While “natural sugar” or “cane sugar” might sound better than a clinical term like HFCS, they both contain fructose, which, as stated above, is extremely stressful to the liver.
When purchasing cereal, snack foods or drinks, the source of the sugar is less important than the amount of sugar. The safest way to ingest sugar is through fruit, which not only is sweet and delicious, but has the included benefit of other important nutrients.
Are smoothies king?
Speaking of fruit, bear in mind that it is possible to have too much of a good thing. Stepping away from the subject of grocery shopping, let’s look at on-the-go beverages and count them as a form of snack purchase.
Smoothies are marketed everywhere as a sweet and “healthy” alternative to a frappucino or soda, because it is made from fruit. Yes, fruit has vitamins and healthy nutrients, but it also contains plenty of sugar and shouldn’t be consumed in massive amounts at a time. Smoothies are even more problematic because the yogurts and creams used to fill them out often have even more sugar and our old friends the “natural flavors” to boot.
When it comes to sugar content, is a smoothie really healthier than a frappucino, just because it is made from fruit? Let’s compare a couple sodas, some Starbucks drinks and some offerings from Smoothie King. Just to be fair, I will restrict my smoothie choices only to offerings from the “Trim Down” section of Smoothie King’s menu:
- Pepsi (20 oz. bottle) - 69 grams of sugar, 250 calories.

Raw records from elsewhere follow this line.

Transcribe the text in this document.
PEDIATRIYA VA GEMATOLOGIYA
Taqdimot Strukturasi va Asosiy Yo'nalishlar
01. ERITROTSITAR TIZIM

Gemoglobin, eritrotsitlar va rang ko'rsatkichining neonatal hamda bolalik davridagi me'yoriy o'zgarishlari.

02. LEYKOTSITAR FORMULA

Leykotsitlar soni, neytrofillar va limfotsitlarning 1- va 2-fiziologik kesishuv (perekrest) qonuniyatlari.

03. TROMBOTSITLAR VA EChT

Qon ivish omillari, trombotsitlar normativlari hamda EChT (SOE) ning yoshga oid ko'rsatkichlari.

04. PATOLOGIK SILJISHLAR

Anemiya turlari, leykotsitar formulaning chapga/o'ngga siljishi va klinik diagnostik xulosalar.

- Mountain Dew (20 oz. bottle) - 77 grams of sugar, 290 calories.
- Starbucks Vanilla Latte (16 oz.) - 35 grams of sugar, 250 calories
- Starbucks Peppermint Mocha Blended Frappucino (16 oz.) - 61 grams of sugar, 280 calories
- Smoothie King Slim-N-Trim Vanilla (20 oz.) - 42 grams of sugar, 253 calories.
- Smoothie King Strawberry Kiwi Breeze (20 oz.) - 84 grams of sugar, 376 calories.
Were you surprised to see that, ounce for ounce, you might be better off ordering a frap from Starbucks than making the “healthy choice” and grabbing a fruit smoothie? From calories to blood sugar, a Peppermint Mocha Frapuccino is less impacting on the body than even a Mountain Dew.
Naturally, I do not recommend ordering any of these options often, if at all. These beverages are best suited to be occasional indulgences instead of daily routine.
Don’t be alarmed, but be aware.
I think it is very apparent by now that we cannot trust marketing when it comes to making healthy choices for snacks and beverages. Sadly, this places the burden upon you and I to be informed, and I hope that this hub has helped you become more informed in your own individual journey to stay healthy.
Speaking personally, I will always recommend a shopping strategy of “shopping the perimeter,” buying whole foods and setting aside time to make snacks that are as healthy and creative as you want them to be. And not all snacks require preparation; nuts and dried fruit both travel extremely well.
Any and all efforts we can make in America to eat better means that we are making steps in the right direction.
Guidelines for healthier snack purchases.
- Don't buy what you can't identify. Items like veggie chips and dried fruit are both good examples of snacks whose original form can be identified by children.
- Read labels. Aim to buy products containing no more than five ingredients. The easier they are to pronounce, the better.
- Buy snacks that have expiration dates. The longer a food product can survive on a shelf the more preservatives and artificial ingredients it is likely to contain (unless it is canned, pickled or fermented).
- Don’t stockpile. Don’t buy a month’s worth of food at a time if that encourages you to buy some snacks based on their shelf life.
- If you have kids, lead by example. If you want your kids to readily eat healthier foods instead of processed foods, make sure that they see everyone in the house eating right, including you. You want them to learn good habits, not resent a double standard.